The comparison is quantified by the p-value: the proportion of values in the null distribution greater than or equal to the observed value of the statistic.

```
fig, ax = plt.subplots(figsize=(8, 5))
jb_plot(ax)
pvalue = dist.sf(res.statistic)
annotation = (f'p-value={pvalue:.6f}\n(shaded area)')
props = dict(facecolor='black', width=1, headwidth=5, headlength=8)
_ = ax.annotate(annotation, (7.5, 0.01), (8, 0.05), arrowprops=props)
i = jb_val >= res.statistic # indices of more extreme statistic values
ax.fill_between(jb_val[i], y1=0, y2=pdf[i])
ax.set_xlim(0, 11)
ax.set_ylim(0, 0.3)
plt.show()
```

```
res.pvalue
```

```
np.float64(0.03045746622458189)
```

If the p-value is “small” - that is, if there is a low probability of sampling data from a normally distributed population that produces such an extreme value of the statistic - this may be taken as evidence against the null hypothesis in favor of the alternative: the weights were not drawn from a normal distribution. Note that:

The inverse is not true; that is, the test is not used to provide evidence for the null hypothesis.

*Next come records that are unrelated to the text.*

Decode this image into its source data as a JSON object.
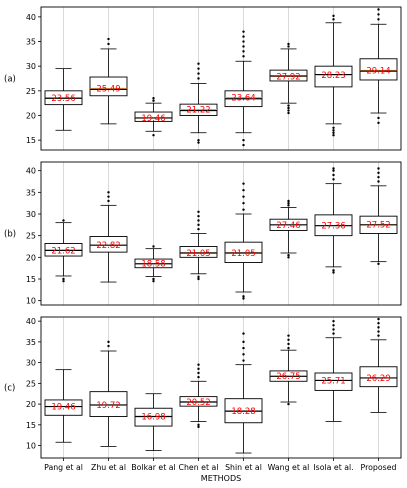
{
  "chart_data": {
    "type": "box",
    "xlabel": "METHODS",
    "categories": [
      "Pang et al",
      "Zhu et al",
      "Bolkar et al",
      "Chen et al",
      "Shin et al",
      "Wang et al",
      "Isola et al.",
      "Proposed"
    ],
    "panels": [
      {
        "label": "(a)",
        "ylim": [
          13,
          42
        ],
        "yticks": [
          "15",
          "20",
          "25",
          "30",
          "35",
          "40"
        ],
        "boxes": [
          {
            "whislo": 17.0,
            "q1": 22.2,
            "med": 23.5,
            "q3": 25.0,
            "whishi": 29.5,
            "mean": "23.56",
            "fliers": []
          },
          {
            "whislo": 18.3,
            "q1": 24.0,
            "med": 25.3,
            "q3": 27.8,
            "whishi": 33.5,
            "mean": "25.49",
            "fliers": [
              34.5,
              35.5
            ]
          },
          {
            "whislo": 16.8,
            "q1": 18.8,
            "med": 19.5,
            "q3": 20.7,
            "whishi": 22.5,
            "mean": "19.46",
            "fliers": [
              16.0,
              23.0,
              23.5
            ]
          },
          {
            "whislo": 16.5,
            "q1": 20.0,
            "med": 21.0,
            "q3": 22.3,
            "whishi": 26.5,
            "mean": "21.22",
            "fliers": [
              15.0,
              14.5,
              27.5,
              28.5,
              29.5,
              30.5
            ]
          },
          {
            "whislo": 16.5,
            "q1": 21.8,
            "med": 23.4,
            "q3": 25.0,
            "whishi": 31.0,
            "mean": "23.64",
            "fliers": [
              15.0,
              14.0,
              32.0,
              33.0,
              34.0,
              35.0,
              36.0,
              37.0
            ]
          },
          {
            "whislo": 22.5,
            "q1": 27.0,
            "med": 28.0,
            "q3": 29.2,
            "whishi": 33.5,
            "mean": "27.92",
            "fliers": [
              22.0,
              21.5,
              21.0,
              20.5,
              34.0,
              34.5
            ]
          },
          {
            "whislo": 18.3,
            "q1": 25.8,
            "med": 28.3,
            "q3": 30.0,
            "whishi": 38.8,
            "mean": "28.23",
            "fliers": [
              17.5,
              17.0,
              16.5,
              16.0,
              39.5,
              40.2
            ]
          },
          {
            "whislo": 20.5,
            "q1": 27.2,
            "med": 29.0,
            "q3": 31.5,
            "whishi": 38.5,
            "mean": "29.14",
            "fliers": [
              19.5,
              18.5,
              39.5,
              40.5,
              41.5
            ]
          }
        ]
      },
      {
        "label": "(b)",
        "ylim": [
          9,
          42
        ],
        "yticks": [
          "10",
          "15",
          "20",
          "25",
          "30",
          "35",
          "40"
        ],
        "boxes": [
          {
            "whislo": 15.7,
            "q1": 20.3,
            "med": 21.6,
            "q3": 23.2,
            "whishi": 28.0,
            "mean": "21.62",
            "fliers": [
              15.0,
              14.5,
              28.5
            ]
          },
          {
            "whislo": 14.3,
            "q1": 21.2,
            "med": 22.8,
            "q3": 24.8,
            "whishi": 32.0,
            "mean": "22.82",
            "fliers": [
              33.0,
              34.0,
              35.0
            ]
          },
          {
            "whislo": 15.6,
            "q1": 17.6,
            "med": 18.5,
            "q3": 19.6,
            "whishi": 22.0,
            "mean": "18.58",
            "fliers": [
              15.0,
              14.5,
              22.5
            ]
          },
          {
            "whislo": 16.2,
            "q1": 20.0,
            "med": 21.0,
            "q3": 22.5,
            "whishi": 25.5,
            "mean": "21.05",
            "fliers": [
              15.5,
              15.0,
              26.5,
              27.5,
              28.5,
              29.5,
              30.5
            ]
          },
          {
            "whislo": 12.0,
            "q1": 18.8,
            "med": 21.0,
            "q3": 23.5,
            "whishi": 30.0,
            "mean": "21.05",
            "fliers": [
              11.0,
              10.5,
              31.0,
              32.5,
              34.0,
              35.5,
              37.0
            ]
          },
          {
            "whislo": 21.0,
            "q1": 26.2,
            "med": 27.5,
            "q3": 28.8,
            "whishi": 31.5,
            "mean": "27.46",
            "fliers": [
              20.5,
              20.0,
              32.0,
              32.5,
              33.0
            ]
          },
          {
            "whislo": 17.8,
            "q1": 25.0,
            "med": 27.3,
            "q3": 29.8,
            "whishi": 37.0,
            "mean": "27.36",
            "fliers": [
              17.0,
              16.5,
              38.0,
              39.0,
              40.0,
              40.5
            ]
          },
          {
            "whislo": 19.0,
            "q1": 25.5,
            "med": 27.5,
            "q3": 29.5,
            "whishi": 36.5,
            "mean": "27.52",
            "fliers": [
              18.5,
              37.5,
              38.5,
              39.5,
              40.5
            ]
          }
        ]
      },
      {
        "label": "(c)",
        "ylim": [
          7,
          41
        ],
        "yticks": [
          "10",
          "15",
          "20",
          "25",
          "30",
          "35",
          "40"
        ],
        "boxes": [
          {
            "whislo": 10.8,
            "q1": 17.3,
            "med": 19.4,
            "q3": 21.0,
            "whishi": 28.3,
            "mean": "19.46",
            "fliers": []
          },
          {
            "whislo": 9.8,
            "q1": 17.0,
            "med": 19.8,
            "q3": 23.0,
            "whishi": 32.8,
            "mean": "19.72",
            "fliers": [
              34.0,
              35.0
            ]
          },
          {
            "whislo": 8.8,
            "q1": 14.7,
            "med": 17.0,
            "q3": 19.0,
            "whishi": 22.5,
            "mean": "16.98",
            "fliers": []
          },
          {
            "whislo": 15.8,
            "q1": 19.5,
            "med": 20.5,
            "q3": 21.8,
            "whishi": 25.5,
            "mean": "20.52",
            "fliers": [
              15.0,
              14.5,
              26.5,
              27.5,
              28.5,
              29.5
            ]
          },
          {
            "whislo": 8.2,
            "q1": 15.5,
            "med": 18.3,
            "q3": 21.3,
            "whishi": 29.5,
            "mean": "18.28",
            "fliers": [
              30.5,
              32.0,
              33.5,
              35.0,
              37.0
            ]
          },
          {
            "whislo": 20.5,
            "q1": 25.5,
            "med": 26.7,
            "q3": 28.0,
            "whishi": 33.0,
            "mean": "26.75",
            "fliers": [
              20.0,
              33.5,
              34.5,
              35.5,
              36.5
            ]
          },
          {
            "whislo": 15.8,
            "q1": 23.3,
            "med": 25.7,
            "q3": 27.5,
            "whishi": 36.0,
            "mean": "25.71",
            "fliers": [
              37.0,
              38.0,
              39.0,
              40.0
            ]
          },
          {
            "whislo": 18.0,
            "q1": 24.2,
            "med": 26.3,
            "q3": 29.0,
            "whishi": 35.5,
            "mean": "26.29",
            "fliers": [
              36.5,
              37.5,
              38.5,
              39.5,
              40.5
            ]
          }
        ]
      }
    ],
    "grid": "vertical",
    "mean_label_color": "#ff0000",
    "box_edge_color": "#000000",
    "grid_color": "#d0d0d0"
  }
}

The threshold for values that will be considered “small” is a choice that should be made before the data is analyzed [2] with consideration of the risks of both false positives (incorrectly rejecting the null hypothesis) and false negatives (failure to reject a false null hypothesis).

Note that the chi-squared distribution provides an asymptotic approximation
of the null distribution; it is only accurate for samples with many
observations. For small samples like ours, `scipy.stats.monte_carlo_test`

may provide a more accurate, albeit stochastic, approximation of the
exact p-value.

```
def statistic(x, axis):
# underlying calculation of the Jarque Bera statistic
s = stats.skew(x, axis=axis)
k = stats.kurtosis(x, axis=axis)
return x.shape[axis]/6 * (s**2 + k**2/4)
res = stats.monte_carlo_test(x, stats.norm.rvs, statistic,
alternative='greater')
fig, ax = plt.subplots(figsize=(8, 5))
jb_plot(ax)
ax.hist(res.null_distribution, np.linspace(0, 10, 50),
density=True)
ax.legend(['aymptotic approximation (many observations)',
'Monte Carlo approximation (11 observations)'])
plt.show()
```

```
res.pvalue
```

```
np.float64(0.0072)
```

Furthermore, despite their stochastic nature, p-values computed in this way can be used to exactly control the rate of false rejections of the null hypothesis [3].